Sometimes, instead of the white tuxes, they performed in zany costumes.
Danny remembers, “One year I came as a blind vacuum cleaner salesman. By the end of the night, someone bought the vacuum cleaner and took it home.”
Like other regulars, he joined the CCC softball team, competing against teams like the Fire Ants, the Wimberley Fire Fighters’ team.
His wife Lois remembers, “We have a ton of family memories from Cypress Creek Cafe. It was a place you could take your kids to because everyone helped out. When our son Casey was born, Dave Calkins was named as his godfather. On some nights we slept with the kids in the B & B upstairs. And when baby monitors first came out, we’d put the baby down for a nap and listen for him downstairs through the monitor.”
Sacred Ground
The impact of the Cypress Creek Cafe was felt throughout the community in other ways, too.
Amy Cartee-Cox, who owns A Studio Z along with her husband, Russell Cox was a young artist and graphic designer when Bruce asked her to create a design for Crawfish Boil.
“Bruce wanted a drawing of a crawfish with steer horns and the slogan, “Steer Me Right.”
“I had two jobs at the time, “TEED Shirts” in the art department and “Babes” on 6 Street in Austin. The restaurant next door to Babes was nice enough to give me one crawfish to use for art reference. I’d never drawn a crawfish until this moment. It was the first of many tee designs I did for CCC. I am thankful to Bruce Calkins for helping me get started as an artist.”
It was one of the few places to meet “the One.”
Wimberley musician Marvin Bottera posted on Tiffany Adams’ Facebook page, CCC Memories, “So many great relationships started at CCC. It’s where my wife, Laura, and I met. I was so fortunate to play there many times. My band, “Broken Glass,” played the night before Laura and I got married on December 15, 2013. I believe it was Temple Ray who created the sign that week that advertised upcoming acts and honored us with the “Laura –heart– Marvin drawing.”
Susan Cervenka also posted, “I met my husband, Joshua, at CCC waiting tables – and met many of my lifelong friends there too.”
Amy Cartee-Cox posted, “Russell and I met at CCC New Years Eve Eve, 1993. I was there for a going away party for one of my co-workers at the tee shirt shop and Russell walked in with a woman. I thought he was the most handsome man I’d ever seen, but assumed he was married or in a relationship with her so didn’t pay much attention to him.

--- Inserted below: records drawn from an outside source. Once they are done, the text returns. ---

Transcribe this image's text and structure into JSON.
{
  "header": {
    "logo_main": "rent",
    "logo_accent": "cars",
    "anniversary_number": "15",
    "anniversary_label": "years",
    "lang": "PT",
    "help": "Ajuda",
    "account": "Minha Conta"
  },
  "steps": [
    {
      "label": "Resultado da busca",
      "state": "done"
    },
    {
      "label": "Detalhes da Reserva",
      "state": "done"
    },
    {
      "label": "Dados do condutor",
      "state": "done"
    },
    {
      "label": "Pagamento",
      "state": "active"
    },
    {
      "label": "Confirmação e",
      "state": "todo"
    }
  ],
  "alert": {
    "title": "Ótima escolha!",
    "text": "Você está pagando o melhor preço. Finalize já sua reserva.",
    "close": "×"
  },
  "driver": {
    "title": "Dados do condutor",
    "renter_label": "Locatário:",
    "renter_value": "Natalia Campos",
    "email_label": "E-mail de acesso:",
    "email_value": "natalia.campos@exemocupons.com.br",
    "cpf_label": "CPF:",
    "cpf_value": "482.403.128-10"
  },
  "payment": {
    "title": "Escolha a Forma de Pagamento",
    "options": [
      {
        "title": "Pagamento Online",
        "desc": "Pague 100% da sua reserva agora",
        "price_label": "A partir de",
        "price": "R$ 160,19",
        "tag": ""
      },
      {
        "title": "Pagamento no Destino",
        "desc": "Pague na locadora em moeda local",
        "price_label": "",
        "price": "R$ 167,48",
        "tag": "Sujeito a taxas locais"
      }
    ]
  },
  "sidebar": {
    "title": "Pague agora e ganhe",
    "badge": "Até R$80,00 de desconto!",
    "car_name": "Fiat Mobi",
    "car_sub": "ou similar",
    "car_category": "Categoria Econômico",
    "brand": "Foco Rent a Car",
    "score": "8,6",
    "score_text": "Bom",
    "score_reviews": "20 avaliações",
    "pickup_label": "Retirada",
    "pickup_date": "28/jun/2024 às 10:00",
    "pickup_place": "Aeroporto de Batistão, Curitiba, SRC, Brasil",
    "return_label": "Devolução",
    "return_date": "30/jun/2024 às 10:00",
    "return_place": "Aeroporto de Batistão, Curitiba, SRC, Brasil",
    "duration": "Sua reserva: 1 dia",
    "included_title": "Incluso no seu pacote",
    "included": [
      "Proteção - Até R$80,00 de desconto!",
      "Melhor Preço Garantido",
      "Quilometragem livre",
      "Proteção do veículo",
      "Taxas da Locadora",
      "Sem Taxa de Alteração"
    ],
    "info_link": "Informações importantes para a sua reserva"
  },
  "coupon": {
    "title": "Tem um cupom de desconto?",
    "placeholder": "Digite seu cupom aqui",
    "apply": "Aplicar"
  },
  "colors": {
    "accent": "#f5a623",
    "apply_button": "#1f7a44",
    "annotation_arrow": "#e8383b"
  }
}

I went up to the bar to get another adult beverage and he walked up next to me and offered to buy my drink. I was floored and said “Won’t your wife be mad?” To which he said “WIFE? That’s my sister!” And he thought I was on a date with my coworker, so we cleared all of that up and he asked me out on our first date, the next night on New Year’s Eve. The rest, as they say, is history! We’ve been happily married now for 29 years.”
“It was through Bruce that I met my wife Jan, on a blind date, and we’ve been married 38 years. We became really close — me and Jan, Danny and Lois, and when Mardee came along in 1986, Bruce and Mardee,” said Jim Venable.
The Cypress Creek Cafe was, for all those who embraced it, a once in a generation phenomenon. The Calkin brothers ushered in new music, new events and experiences that enriched the community, instead of tearing it down. The drive, Bruce said, was not to make a ton of money, but to create a place to belong and it didn’t take long for those who worked and played there to consider it “theirs.” It enlarged a tight knit community that was ready to embrace it. For 25 years it thrived for all of the right reasons and left an indelible mark on all who loved it.
Perhaps Monk Montgomery expressed the CCC’s impact best.
“The Cypress Creek Cafe was sacred ground to us. It was like a huge stone that fell into water. When it fell, it created huge ripples that reached far, far out and they affected many lives. It was sacred ground.”